La théologie négative : source de cohérence du Corpus dionysien / The negative theology : source of coherence of the dionysian Corpus

Bucă, Florin 13 December 2018 (has links)
L’ambition de cette thèse, qui se présente en sept chapitres regroupés en trois parties, est de reprendre l’ensemble du Corpus dionysien pour en définir un principe de cohérence : la théologie négative. Dans le sillage des recherches antérieures, souvent centrées sur une des œuvres qui lui sont attribuées ou sur une thématique particulière, on s’est interrogé sur l’histoire et la complexité de plusieurs concepts centraux de l’œuvre : théologie négative, symbole, hiérarchie. Et, en proposant de considérer la Hiérarchie ecclésiastique comme l’achèvement du Corpus – c’est au bref traité de la Théologie mystique qu’on attribuait volontiers cette place – nous montrons comment l’apophase ou la théologie négative s’enrichit, s’approfondit, d’une dimension liturgique, au-delà de l'affirmation et de la négation. / The purpose of this thesis, consisting of seven chapters grouped under three sections, is to reconsider the whole dionysian Corpus and to define the principle of its consistency, that is negative theology.

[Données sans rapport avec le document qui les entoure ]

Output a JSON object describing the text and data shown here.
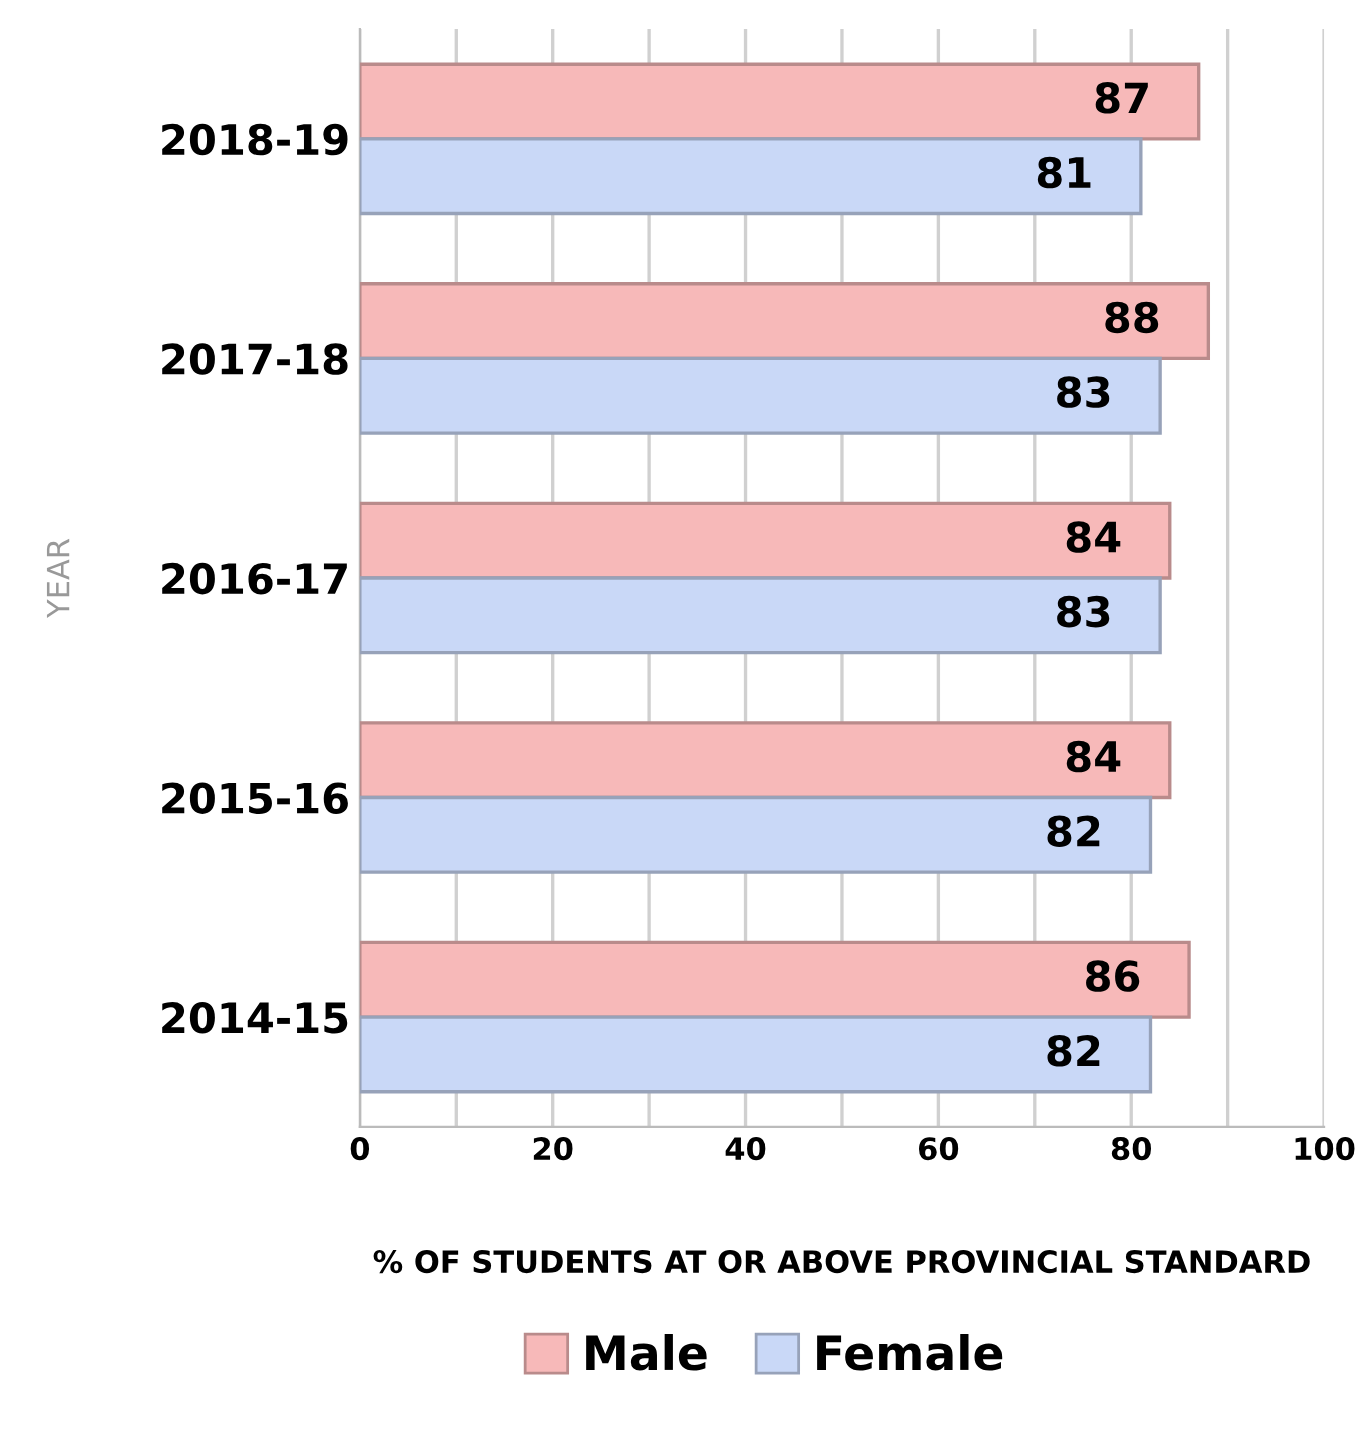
{
  "chart_data": {
    "type": "bar",
    "orientation": "horizontal",
    "xlabel": "% OF STUDENTS AT OR ABOVE PROVINCIAL STANDARD",
    "ylabel": "YEAR",
    "categories": [
      "2018-19",
      "2017-18",
      "2016-17",
      "2015-16",
      "2014-15"
    ],
    "series": [
      {
        "name": "Male",
        "color": "#f7b9b9",
        "values": [
          87,
          88,
          84,
          84,
          86
        ]
      },
      {
        "name": "Female",
        "color": "#c9d8f7",
        "values": [
          81,
          83,
          83,
          82,
          82
        ]
      }
    ],
    "xlim": [
      0,
      100
    ],
    "xticks": [
      0,
      {
        "value": 10,
        "label": null
      },
      20,
      {
        "value": 30,
        "label": null
      },
      40,
      {
        "value": 50,
        "label": null
      },
      60,
      {
        "value": 70,
        "label": null
      },
      80,
      {
        "value": 90,
        "label": null
      },
      100
    ],
    "grid": "x",
    "legend": "bottom",
    "data_labels": true
  }
}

Following the previous research, often focusing on one of the treatises or a main theme, we start with the history and the complexity of several key concepts within the Corpus: negative theology, symbol, hierarchy. We suggest that Ecclesiastical Hierarchy should be considered as the final step of Dionysius’ theology (rather than Mystical Theology as usually), and that leads us to study how the apophasis or the negative theology deepens into a liturgical dimension, beyond affirmation and negation.